The first one sees Tilda Swinton playing a farcical art critic/historian who not only documents the story of the tortured painter played by Benicio Del Toro, but entangles herself with him romantically, and retells his story not only the pages of the Dispatch but in a ridiculous public lecture. The seeming frivolity and looseness of Swinton’s presentation is almost shocking when juxtaposed with Del Toro’s deeply wounded and haunted artist. His might be the most moving and haunting performance in the movie – drained and wounded to a degree the actor hasn’t quite shown before. This section of the movie – probably my favorite – is all about art being commodified, including by the very magazine Anderson seems to be celebrating.

The middle section is the trickiest one for me to love, as Frances McDormand’s rugged American practicality clashes against the Romanticism of the young French revolutionaries. I wonder if Anderson, a Texan who is clearly more comfortable bottling emotions in simmering pain than with histrionic explosions sees something about his homeland in the experienced detachment of the McDormand character – who really seems to see no discrepancy in sleeping with her subject and maintaining journalistic neutrality. Her approach is quite paternalistic, justifying her corrections of the manifesto, her ideas of adulthood and proper behavior, and her meddling because these are just kids. Anderson’s politics in this sequence are sketchy, but there is something very poignant about ending the segment with Chalamet’s poem scoring his motorcycle ride into oblivion followed by McDormand quietly typing in a barely furnished office.
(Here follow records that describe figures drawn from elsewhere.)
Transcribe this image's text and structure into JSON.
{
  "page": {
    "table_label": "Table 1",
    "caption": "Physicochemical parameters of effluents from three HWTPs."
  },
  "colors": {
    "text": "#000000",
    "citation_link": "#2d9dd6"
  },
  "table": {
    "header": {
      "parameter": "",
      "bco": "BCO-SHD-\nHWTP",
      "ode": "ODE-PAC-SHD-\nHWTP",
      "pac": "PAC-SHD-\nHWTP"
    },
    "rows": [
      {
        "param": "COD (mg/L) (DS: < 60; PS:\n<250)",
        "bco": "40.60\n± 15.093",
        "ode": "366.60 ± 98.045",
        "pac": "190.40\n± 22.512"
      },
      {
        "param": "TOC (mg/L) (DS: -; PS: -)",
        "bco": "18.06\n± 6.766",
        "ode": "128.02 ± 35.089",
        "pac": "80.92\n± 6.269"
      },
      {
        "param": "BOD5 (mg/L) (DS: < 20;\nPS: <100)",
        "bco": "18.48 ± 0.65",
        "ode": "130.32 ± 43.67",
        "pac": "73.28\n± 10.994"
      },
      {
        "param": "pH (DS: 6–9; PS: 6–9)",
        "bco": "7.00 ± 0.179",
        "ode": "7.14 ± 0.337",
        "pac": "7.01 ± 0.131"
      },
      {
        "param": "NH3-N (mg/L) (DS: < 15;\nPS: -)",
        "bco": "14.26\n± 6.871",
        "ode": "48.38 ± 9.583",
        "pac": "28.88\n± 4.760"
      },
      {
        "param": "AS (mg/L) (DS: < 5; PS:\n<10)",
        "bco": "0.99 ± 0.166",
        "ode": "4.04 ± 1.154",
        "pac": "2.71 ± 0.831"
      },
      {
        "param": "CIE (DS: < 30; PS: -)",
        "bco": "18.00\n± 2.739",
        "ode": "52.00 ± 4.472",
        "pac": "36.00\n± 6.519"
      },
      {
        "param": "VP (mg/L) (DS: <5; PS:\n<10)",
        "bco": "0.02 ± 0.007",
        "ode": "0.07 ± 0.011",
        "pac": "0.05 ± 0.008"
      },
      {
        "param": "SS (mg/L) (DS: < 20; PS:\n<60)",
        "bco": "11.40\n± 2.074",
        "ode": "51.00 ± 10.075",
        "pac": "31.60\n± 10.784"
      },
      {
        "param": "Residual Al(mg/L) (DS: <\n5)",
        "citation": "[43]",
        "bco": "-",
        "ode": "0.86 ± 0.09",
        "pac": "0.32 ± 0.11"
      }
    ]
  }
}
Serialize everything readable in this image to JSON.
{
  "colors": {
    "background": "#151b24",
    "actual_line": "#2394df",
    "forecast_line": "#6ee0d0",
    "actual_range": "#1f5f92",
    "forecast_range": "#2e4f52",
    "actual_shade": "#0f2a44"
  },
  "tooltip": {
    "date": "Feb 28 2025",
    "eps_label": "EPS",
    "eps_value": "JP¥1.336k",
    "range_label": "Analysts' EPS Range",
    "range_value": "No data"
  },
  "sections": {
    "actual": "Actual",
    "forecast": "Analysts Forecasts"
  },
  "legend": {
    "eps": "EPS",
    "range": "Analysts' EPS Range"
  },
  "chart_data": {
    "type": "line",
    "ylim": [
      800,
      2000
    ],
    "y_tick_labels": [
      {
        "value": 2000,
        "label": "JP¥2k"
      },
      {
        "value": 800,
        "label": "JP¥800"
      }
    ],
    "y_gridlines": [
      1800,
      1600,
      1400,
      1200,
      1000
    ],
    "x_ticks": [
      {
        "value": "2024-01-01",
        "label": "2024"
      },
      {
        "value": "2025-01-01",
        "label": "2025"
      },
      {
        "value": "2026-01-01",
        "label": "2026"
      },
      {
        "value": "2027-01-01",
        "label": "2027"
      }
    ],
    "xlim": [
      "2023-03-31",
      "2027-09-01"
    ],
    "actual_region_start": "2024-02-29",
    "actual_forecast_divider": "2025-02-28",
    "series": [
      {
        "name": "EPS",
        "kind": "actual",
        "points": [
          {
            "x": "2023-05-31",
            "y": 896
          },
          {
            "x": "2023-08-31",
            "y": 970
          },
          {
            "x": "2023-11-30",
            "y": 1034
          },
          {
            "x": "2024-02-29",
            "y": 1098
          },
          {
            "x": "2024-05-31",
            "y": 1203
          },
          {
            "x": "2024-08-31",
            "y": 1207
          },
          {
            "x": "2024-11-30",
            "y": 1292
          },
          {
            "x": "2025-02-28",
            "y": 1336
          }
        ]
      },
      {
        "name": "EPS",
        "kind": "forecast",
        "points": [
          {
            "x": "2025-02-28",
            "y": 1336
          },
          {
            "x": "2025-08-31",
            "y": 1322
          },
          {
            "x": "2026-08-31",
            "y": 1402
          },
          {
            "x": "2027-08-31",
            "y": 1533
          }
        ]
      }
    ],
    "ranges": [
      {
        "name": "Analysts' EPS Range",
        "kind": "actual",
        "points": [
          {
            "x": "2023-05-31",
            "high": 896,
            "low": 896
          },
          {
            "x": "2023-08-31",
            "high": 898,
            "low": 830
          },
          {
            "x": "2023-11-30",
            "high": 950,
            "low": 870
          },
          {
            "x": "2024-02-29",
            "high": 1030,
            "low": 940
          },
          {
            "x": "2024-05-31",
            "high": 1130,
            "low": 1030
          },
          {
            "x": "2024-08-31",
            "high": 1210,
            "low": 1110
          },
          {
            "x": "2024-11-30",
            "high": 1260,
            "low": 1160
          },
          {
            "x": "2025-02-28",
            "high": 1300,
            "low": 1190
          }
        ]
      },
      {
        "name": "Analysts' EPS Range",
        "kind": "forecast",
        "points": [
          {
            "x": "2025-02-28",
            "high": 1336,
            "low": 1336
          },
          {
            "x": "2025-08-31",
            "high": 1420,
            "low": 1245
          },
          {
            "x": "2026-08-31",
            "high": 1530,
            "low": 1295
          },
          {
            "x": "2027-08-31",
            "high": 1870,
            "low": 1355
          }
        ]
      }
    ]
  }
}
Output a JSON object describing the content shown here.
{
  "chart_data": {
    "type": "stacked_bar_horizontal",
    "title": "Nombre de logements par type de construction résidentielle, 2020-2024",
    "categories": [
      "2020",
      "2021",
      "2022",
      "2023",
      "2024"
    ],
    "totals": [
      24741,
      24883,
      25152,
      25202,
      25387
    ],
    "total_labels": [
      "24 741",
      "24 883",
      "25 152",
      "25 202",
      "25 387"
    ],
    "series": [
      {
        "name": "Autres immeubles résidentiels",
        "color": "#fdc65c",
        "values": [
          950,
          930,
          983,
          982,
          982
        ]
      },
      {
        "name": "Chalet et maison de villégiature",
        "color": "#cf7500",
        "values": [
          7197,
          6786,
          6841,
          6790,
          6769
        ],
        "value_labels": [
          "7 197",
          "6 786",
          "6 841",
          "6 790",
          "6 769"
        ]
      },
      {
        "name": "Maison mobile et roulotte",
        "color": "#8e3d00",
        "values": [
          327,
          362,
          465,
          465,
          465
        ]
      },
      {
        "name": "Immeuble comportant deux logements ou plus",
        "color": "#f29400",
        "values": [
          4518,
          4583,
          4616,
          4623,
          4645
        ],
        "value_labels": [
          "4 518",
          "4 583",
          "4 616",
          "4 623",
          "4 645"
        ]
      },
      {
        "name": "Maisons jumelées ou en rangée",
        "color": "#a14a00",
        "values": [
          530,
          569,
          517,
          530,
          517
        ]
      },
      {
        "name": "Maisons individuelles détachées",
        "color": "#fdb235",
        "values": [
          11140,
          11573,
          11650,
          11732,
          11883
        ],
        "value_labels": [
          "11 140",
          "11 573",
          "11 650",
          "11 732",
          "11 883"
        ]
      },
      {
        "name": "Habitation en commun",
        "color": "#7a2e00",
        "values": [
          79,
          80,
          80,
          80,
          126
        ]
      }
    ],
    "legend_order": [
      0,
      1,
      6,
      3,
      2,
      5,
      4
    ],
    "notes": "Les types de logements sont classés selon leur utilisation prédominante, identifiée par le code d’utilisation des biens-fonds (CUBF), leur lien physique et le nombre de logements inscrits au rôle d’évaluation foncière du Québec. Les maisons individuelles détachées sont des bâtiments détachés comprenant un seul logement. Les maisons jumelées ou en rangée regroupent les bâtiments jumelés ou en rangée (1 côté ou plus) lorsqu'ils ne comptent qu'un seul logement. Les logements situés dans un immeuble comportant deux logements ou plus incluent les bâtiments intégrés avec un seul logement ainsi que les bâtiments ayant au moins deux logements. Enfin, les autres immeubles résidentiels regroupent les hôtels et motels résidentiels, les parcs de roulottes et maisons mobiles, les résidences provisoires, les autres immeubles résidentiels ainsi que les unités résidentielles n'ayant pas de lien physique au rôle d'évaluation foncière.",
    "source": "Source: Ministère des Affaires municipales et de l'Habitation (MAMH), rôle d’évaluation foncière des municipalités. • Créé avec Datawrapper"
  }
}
Finally, the third segment sees quite a different approach. Jeffrey Wright’s character – the lonely expat – is the narrator less eager to get embroiled in the events of the story he is re-telling. This is clear in the framing device where the story has been transformed into a parlor trick, and is made most poignant in the revelation – in one of the movie’s most moving scenes – that Wright has omitted the part of the story that implicates him the most. The connection he shares with Lt. Nescafier in that moment, the longing they share as people who have abandoned their homelands looking for something they might never find, is undeniable. Why doesn’t he want to put it in the story? Is it too much to take? Does he not see its profundity, or perhaps being in the middle of it, takes it for granted? I wonder if he is too aware of the way moments in a person’s life are transformed when turned into words printed in a magazine. Incredulity, perhaps, that the experience described could be captured into words. Or a fear that it will simply be the perfect ending to a nice parlor trick.